Non-Physiological Artifacts: Also known as technical artifacts arise from outside the body ie from equipment and environment etc. Main source of extra physiologic artifacts are electronic gadgets and transmission-lines. Common non-physiological artefacts are transmission line artifacts, phone artifacts, electrode artifacts, lead movement artifacts, physical movement artifacts. (Fig.2)

 

  Fig 2: Common artefacts in an EEG signal.

 

Removal of Artifacts from Bi signals

Bioelectric signals are stochastic and non-stationary in nature, that means their values are time-dependent and their statistics vary over different points of time. EEG is more inclined towards time-domain as it involves continuous monitoring of neurological conditions of a biological subject over some duration of time. A number of methods have been proposed to minimize the presence of artifacts after EEG acquisition like blind source artifact separation methods, visual inspection of EEG data and manual deletion of artifactual data segments. A digital filter is a mathematical algorithm that operates on a digital dataset in order extract information of interest and remove any unwanted information. Filtering processes are mainly done to retain the frequency component of the specific signal. The preprocessing of EEG signals is mainly done by applying a high-pass filter to filter out slow frequencies less than 0.1 Hz or 1 Hz and a low-pass filter to filter out frequencies above 40 or 50 Hz.
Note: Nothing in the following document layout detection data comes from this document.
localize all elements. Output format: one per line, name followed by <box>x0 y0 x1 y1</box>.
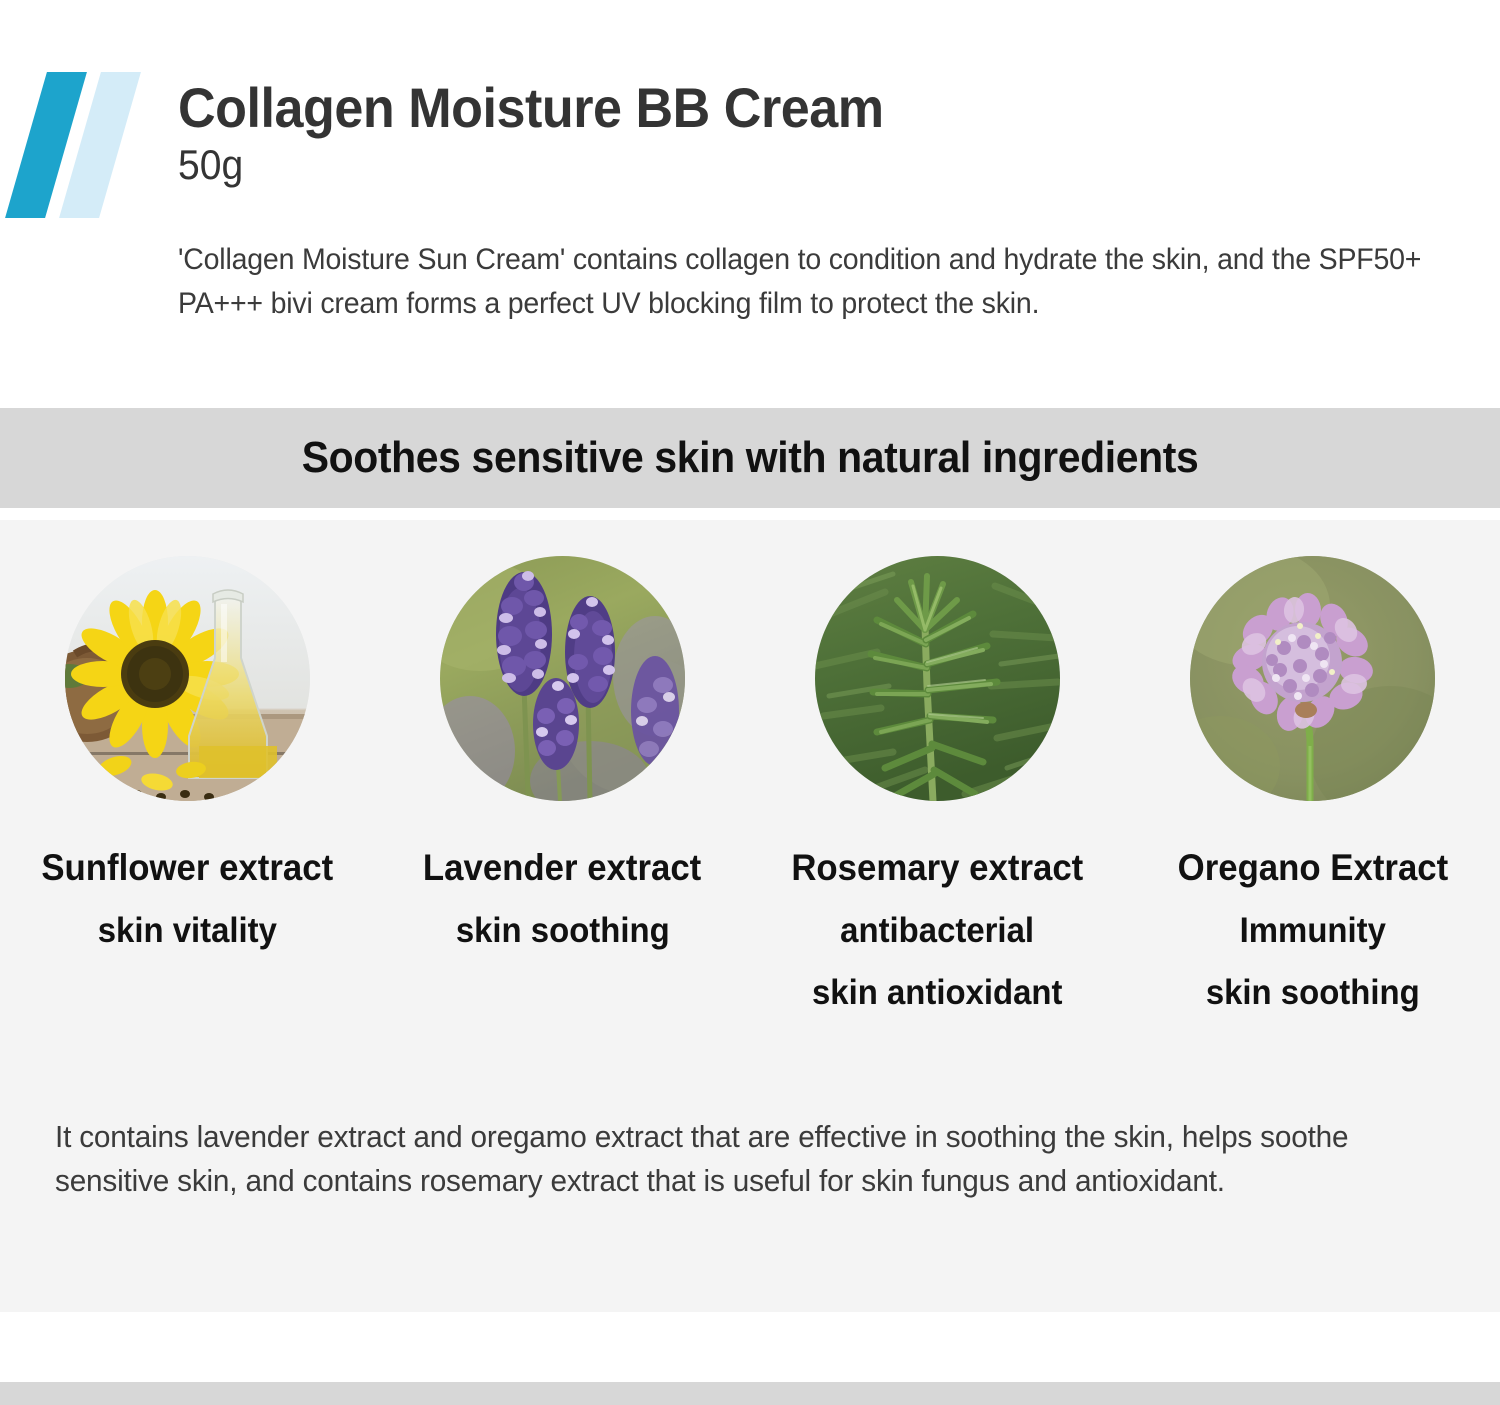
bottom-white-gap <box>0 1312 1500 1382</box>
ingredient-grid: Sunflower extract skin vitality <box>0 556 1500 1010</box>
ingredient-card-rosemary: Rosemary extract antibacterial skin anti… <box>750 556 1125 1010</box>
ingredients-note: It contains lavender extract and oregamo… <box>55 1115 1409 1203</box>
product-description: 'Collagen Moisture Sun Cream' contains c… <box>178 238 1423 326</box>
bottom-gray-band <box>0 1382 1500 1405</box>
ingredient-name: Sunflower extract <box>42 849 334 886</box>
ingredient-name: Rosemary extract <box>792 849 1084 886</box>
ingredient-benefit-line2: skin antioxidant <box>812 975 1062 1010</box>
ingredient-benefit-line2: skin soothing <box>1206 975 1420 1010</box>
ingredient-card-lavender: Lavender extract skin soothing <box>375 556 750 1010</box>
ingredient-benefit: skin soothing <box>456 913 670 948</box>
title-block: Collagen Moisture BB Cream 50g <box>178 78 937 188</box>
ingredient-benefit: antibacterial <box>841 913 1035 948</box>
ingredients-section: Sunflower extract skin vitality <box>0 520 1500 1312</box>
ingredient-name: Lavender extract <box>423 849 701 886</box>
ingredient-card-sunflower: Sunflower extract skin vitality <box>0 556 375 1010</box>
brand-accent-stripes <box>8 72 148 218</box>
section-banner: Soothes sensitive skin with natural ingr… <box>0 408 1500 508</box>
product-header: Collagen Moisture BB Cream 50g 'Collagen… <box>0 0 1500 408</box>
ingredient-benefit: skin vitality <box>98 913 277 948</box>
section-banner-title: Soothes sensitive skin with natural ingr… <box>302 433 1199 483</box>
lavender-flowers-photo <box>440 556 685 801</box>
rosemary-sprig-photo <box>815 556 1060 801</box>
product-size: 50g <box>178 141 884 188</box>
ingredient-card-oregano: Oregano Extract Immunity skin soothing <box>1125 556 1500 1010</box>
oregano-flower-photo <box>1190 556 1435 801</box>
page-title: Collagen Moisture BB Cream <box>178 78 884 137</box>
ingredient-benefit: Immunity <box>1239 913 1385 948</box>
sunflower-oil-photo <box>65 556 310 801</box>
ingredient-name: Oregano Extract <box>1177 849 1448 886</box>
Four basic filtering types.

• Low-pass filter – all frequencies below a defined frequency are passed and all frequencies above this limit are rejected.

• Band-pass filter – all frequencies between defined lower and upper frequency limits are passed.
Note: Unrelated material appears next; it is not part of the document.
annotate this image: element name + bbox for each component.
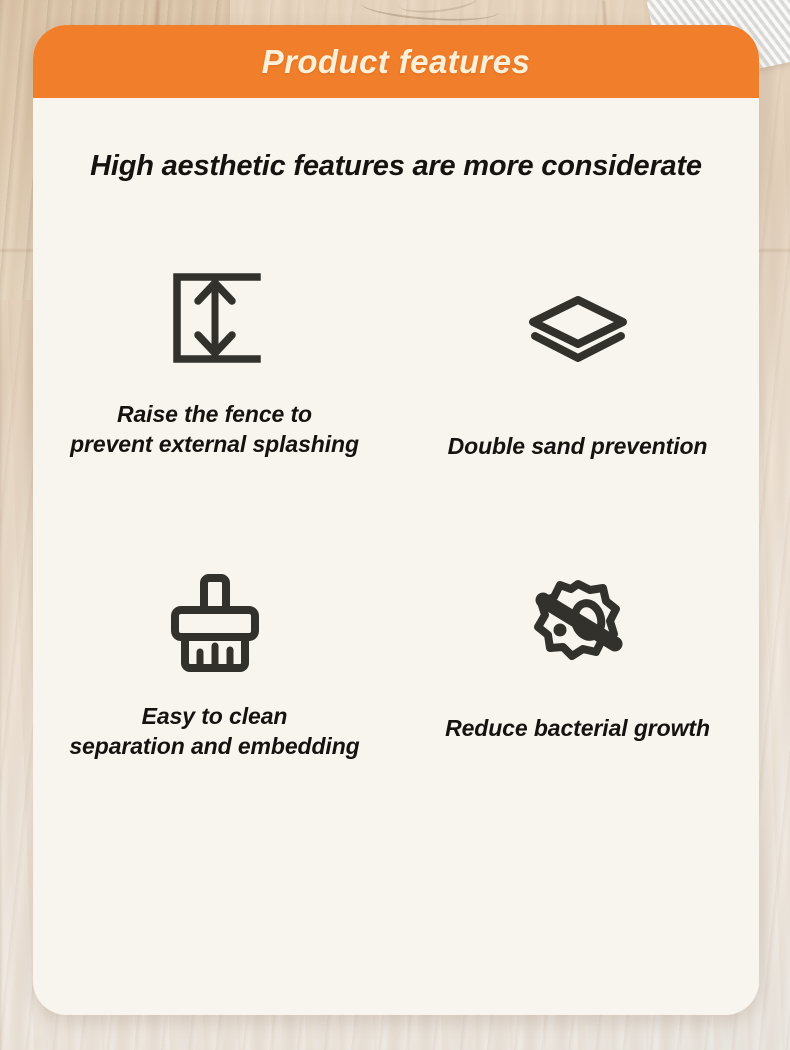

• High-pass – the inverse of the low-pass filter in which all frequencies above a defined frequency limit are passed and all below are rejected.

• Band-stop – often referred to as a « notch filter » is the inverse of the band-pass filter; all frequencies between a defined lower and upper frequency limit are rejected.

Filters designed as, the high-pass filter is derived from the low-pass filter and the band-stop from the band-pass. (Fig.3) Low pass filter retains the high frequency and put through the low frequency according to the parameter settings.

 

Fig 3: Frequency response of each filtering types. Image source: https://blricrex.hypotheses.org/filtering-introduction  

Also, the filters are designed to have a Finite Impulse Response (FIR) or Infinite Impulse Response (IIR). An impulse response defines how the filter handles a unit impulse signal in the time domain. An FIR filter has an impulse response for a finite duration, after which the output goes to zero and produces equal delays at all frequencies (also known as linear phase response). In contrast, IIR filters (also known as recursive filters) have an infinite impulse response where part of the output of the filter is used as feedback. This produces unequal delays at different frequencies (nonlinear phase characteristics). This means that the output signal is shifted in time with respect to the input with some frequency components shifted more than others. The main advantage of IIR filters, however, is that they are computationally more efficient. Independent Component Analysis

 

Component analysis is one of the most important methods used for electroencephalographic (EEG) signal decomposition Independent component analysis (ICA) is commonly used signal preprocessing technique. The main function of the ICA algorithm is to find a linear representation of non-Gaussian data whose elements are statistically independent or at least as independent as possible. Independent Component Analysis (ICA) was used to filter out ocular artefacts and movement-related artifacts from raw EEG data. Advanced Computational application of signal processing techniques, many algorithms were proposed that identifies and remove unwanted noises from the bio signal recordings. Clinically, extraction of exact brain signals and removal of artefacts helps to diagnose diseases without any misleading and also analysis of feedback associated with bio signal-based systems, such as for Brain-Computer Interface (BCI) and neural prostheses.